FIG. 5.

Cdc25A is required for estrogen-induced Cdk2 activation and DNA synthesis in MCF-7 cells and is inactive in cells expressing p16^INK4a. (A, upper panel) Inhibition of S-phase entry by antisense (AS) CDC25A oligonucleotides (Oligo). DNA synthesis in E₂-treated MCF-7 cells was assayed as given above in Fig. 1. Antisense oligonucleotides were added to the culture medium at the indicated concentrations 18 h before estrogen treatment and remained in the culture throughout the assay. Values represent percent thymidine incorporation relative to that in estrogen-treated control (Con.) cultures and are given as the mean ± standard deviation from four replicates. (A, lower panel) Inhibition of Cdk2 activation by antisense CDC25A. MCF-7 cells were treated with antisense CDC25A or control oligonucleotides as described above, and lysates prepared 12 h after E₂ treatment were assayed for cyclin E-associated histone kinase activity. (B) Assay of endogenous Cdc25A activity. Cdc25A immunoprecipitates were prepared from MCF-7 cultures treated as indicated, and Cdc25A was eluted from the beads as described in Materials and Methods.
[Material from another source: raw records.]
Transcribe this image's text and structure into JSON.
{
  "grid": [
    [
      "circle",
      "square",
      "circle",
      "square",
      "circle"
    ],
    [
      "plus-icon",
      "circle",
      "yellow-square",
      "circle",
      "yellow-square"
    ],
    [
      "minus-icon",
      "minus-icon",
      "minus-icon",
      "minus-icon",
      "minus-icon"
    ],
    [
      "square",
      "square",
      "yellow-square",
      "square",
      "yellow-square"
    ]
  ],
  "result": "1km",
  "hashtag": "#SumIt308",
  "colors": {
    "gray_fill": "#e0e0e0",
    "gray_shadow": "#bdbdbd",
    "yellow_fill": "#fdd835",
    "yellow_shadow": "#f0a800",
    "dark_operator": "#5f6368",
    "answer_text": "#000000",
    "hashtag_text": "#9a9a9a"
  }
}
The function of eluted Cdc25A was assayed as activation of cyclin B1-Cdc2 complexes measured in a standard histone kinase assay. In lane 4, maximal activation is demonstrated by treatment of complexes with purified recombinant GST-Cdc25A. Results from a separate experiment are presented graphically in the lower portion of panel B, with activity in lysates of untreated, Ad.Con-infected cells taken as 1.